I had naturally supposed the fluid to be simply water which it closely resembled in appearance, and once had tried to fill my bowl for the morning meal there, rather than ladling the water out of the water pan. Choking, my mouth burning, I spat it out in the booth.
"It is fortunate," said Misk, "that you did not swallow it for the washing fluid contains a cleansing additive that is highly toxic to human physiology."

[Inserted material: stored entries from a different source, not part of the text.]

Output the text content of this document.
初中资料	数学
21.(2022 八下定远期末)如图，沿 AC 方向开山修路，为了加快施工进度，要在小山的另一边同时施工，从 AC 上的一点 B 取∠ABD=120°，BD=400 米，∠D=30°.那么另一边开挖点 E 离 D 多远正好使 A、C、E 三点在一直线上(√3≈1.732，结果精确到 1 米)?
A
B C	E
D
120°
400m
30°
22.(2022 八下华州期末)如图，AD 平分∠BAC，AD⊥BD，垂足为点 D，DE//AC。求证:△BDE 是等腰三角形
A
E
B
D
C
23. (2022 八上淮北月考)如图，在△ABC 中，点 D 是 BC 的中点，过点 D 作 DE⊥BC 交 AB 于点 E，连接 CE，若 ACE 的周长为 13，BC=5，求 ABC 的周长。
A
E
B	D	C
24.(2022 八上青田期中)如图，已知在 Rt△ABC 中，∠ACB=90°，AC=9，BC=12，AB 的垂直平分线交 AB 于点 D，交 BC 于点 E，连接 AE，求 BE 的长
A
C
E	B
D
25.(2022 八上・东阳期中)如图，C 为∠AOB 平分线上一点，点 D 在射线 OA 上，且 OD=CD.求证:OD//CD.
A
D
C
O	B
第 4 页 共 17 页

  • In the novel Shatterpoint, Mace Windu gets a shower, but also goes through some kind of antibiotic...spray...thing. Would have to reread it to be sure.
  • In Wicked, Elphaba sidesteps her water allergy by cleaning herself with mineral oil, poured over herself from a jug and then carefully scraped off.
  • In the Vorkosigan Saga sonic showers, toothbrushes, and other cleaning devices are frequently mentioned.
    • Though they're not as good as "real" showers - in Memory, Ekaterin comments that you can't clean a baby's bottom in one!

Live Action TV

  • Star Trek the Next Generation and later series (except for Star Trek Enterprise) have the Federation using sonic showers.
    • Star Trek Voyager averted this in the two-part first episode, with Neelix taking a soap and water bath. Later it was subverted with an alien race whose strict rules call for purified water to be used. Fridge Logic ensues once you realize just how bad water is at cleaning if the contaminants don't happen to be water-soluble or are dangerous microorganisms. The rest of the time it was played straight. Eventually it had the first on-screen sonic shower.
  • Babylon 5
    • Water conservation is important on the station so only the executive suites and command quarters get showers with running water; everybody else has to make do with "vibe showers".[1]
    • Earth's space ships don't have water showers even in the command quarters; when Captain Sheridan was transferred to Babylon 5, he was seriously happy when he learned his quarters included "a real live honest-to-god shower with running water".
    • The Minbari use a chemical that removes the outermost layer of skin.
  • Stargate Universe had a sort of mist shower onboard the Destiny.
  • The Girl From Tomorrow has a "shower" that consists of a band of light running up the body. It even removes 20thC permanent hair dye because it is recognised as dirt.

The Verse

Video Games

  • The Eastern RPG Opoona for the Wii has the Air Shower. In addition to appearing the world's many bathrooms, they're also a battle item that can be used to heal allies or damage enemies.
  • There's a sonic shower in at least one of the console versions of The Sims.

Real Life

  • Current spaceships and stations either offer no bathing (for ships) or limited bathing (stations).
    • The International Space Station (ISS) does not feature a shower, although it was planned as part of the now cancelled Habitation Module. Instead, crewmembers wash using a water jet and wet wipes, with soap dispensed from a toothpaste tube-like container. Water is recycled on the ISS, the system collects, processes, and stores waste and water produced and used by the crew — a process that recycles fluid from the sink, toilet, and condensation from the air.
  • Non-water showers are Older Than They Think: gladiators cleaned themselves by rubbing oil on themselves and then scraping it off.
    • Plus sonic cleaning devices exist, meant for jewelry and such.
  1. When this first comes up it's explicitly mentioned that the station does recycle water, but showers for everybody would be more than the system could cope with.